The conscious, rational mind is a parasite which has hijacked the homo sapiens species for its own purposes.
For billions of years, life on earth was organized by genes directing primitive bio mechanical systems. Recently, the genes began building neural networks with built-in instructions, and even the capability to pass learned behaviors between generations. But the genes screwed up royally when they enabled the replicators doing their bidding to override their programming and develop a culture of their own.
You see, when homo sapiens invented culture, they gained the ability to overrule their genetic programming and do whatever their rational facilities wanted – to an extent. Culture evolves far faster than genes and enabled humans to totally transform their way of life, their environment, and nearly their entire planet. Culture increasingly made evolutionary development irrelevant, as humans increasingly directed both their own and other species sexual selection according to volitional rather than instinctual principles. Although humans are still biologically quite similar to their primate cousins, their newfound dependence on a tool-using culture has led them to evolve such that they cannot survive without tools in nearly all of the environments that they currently dwell in.
By no means is the victory complete. While humans do use their rational facilities to cooperatively provide for their sustenance and raise their offspring, the automatic, and instinctual processes of their brains often sabotage their efforts and cause them to lose their focus on goals, kill each other, or frustrate attempts to mate and reproduce. However, with the passage of time, the domination of the volitional layer is becoming ever more complete. Even within my own brief lifetime, most humans worldwide have visibly increased their capacity for manipulating abstract concepts to cope with the complexity of life in an information economy.

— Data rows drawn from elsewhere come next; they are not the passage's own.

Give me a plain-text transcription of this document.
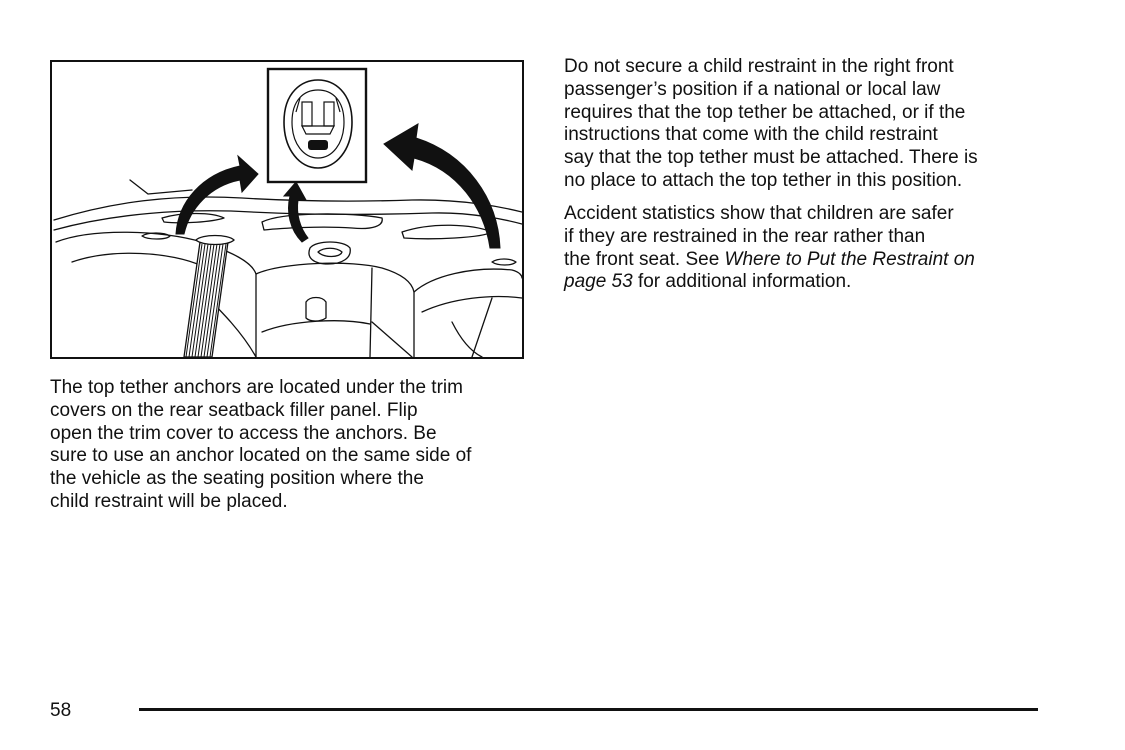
The top tether anchors are located under the trim
covers on the rear seatback filler panel. Flip
open the trim cover to access the anchors. Be
sure to use an anchor located on the same side of
the vehicle as the seating position where the
child restraint will be placed.

Do not secure a child restraint in the right front
passenger’s position if a national or local law
requires that the top tether be attached, or if the
instructions that come with the child restraint
say that the top tether must be attached. There is
no place to attach the top tether in this position.

Accident statistics show that children are safer
if they are restrained in the rear rather than
the front seat. See Where to Put the Restraint on
page 53 for additional information.

58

While I’ve called the mind a parasite, don’t mistake that identification for a pejorative. My sympathies — and self-identification lie firmly with my volitional consciousness, not with the animal body that it operates. We may soon face the option of abandoning our biological firmware and operating our minds on a superior computational platform, and I would welcome the possibility. We have already begun the process of offloading computation to our computers whenever possible. It may not be long until humans regard our biological basis as an inferior and unnecessary vestige of our origins.
The biological hormones powering our emotions are part of what make us human as we know it.
We still are ruled by those hormones and evolutionary biological processes, no matter the complexity of the non-human tools and technology and computational platforms around us that we are currently spawning.
It may be impossible to know what moving your consciousness to a non-human computational platform feels like (whether it is ‘good’ or ‘bad’), and it may have to seem like dying in anticipation of it due to the stark incompatibility of understanding between a consciousness that is inside human biological tissue, and one that is not.
And then there’s AI.
And then there’s the idea that consciousness itself may depend on human tissue and be an organic part of it and NOT in fact computer-compatible ‘code’ from neurons but actually innately biological in and of itself.
In which case, transhumanism is the most we can hope for when it comes to doing anything significant to human consciousness. It’ll still need tissue.
Note Elon Musk’s ‘Neuralink’…
The brain cannot be “parasitical” on the body, since replication of the brain depends absolutely on replication of the human individual as a whole, including brain, body, and culture. Thus, the brain must slavishly serve the survival of the whole individual in order to replicate, and cannot be a parasite. The idea that genes are parasites that utilise the body as their “replicator” is equally wrong, since genes are simply a chemical (DNA) that can have no separate purpose or volition. Its about as sensible as referring to a clutch cable as being “parasitical” on a motorcycle. Dawkins “Selfish Gene” was merely a verbal gimmick to emphasise that genes generally last longer than individuals. However, individual human genes may become extinct over time, even if our species lasts for millions of years.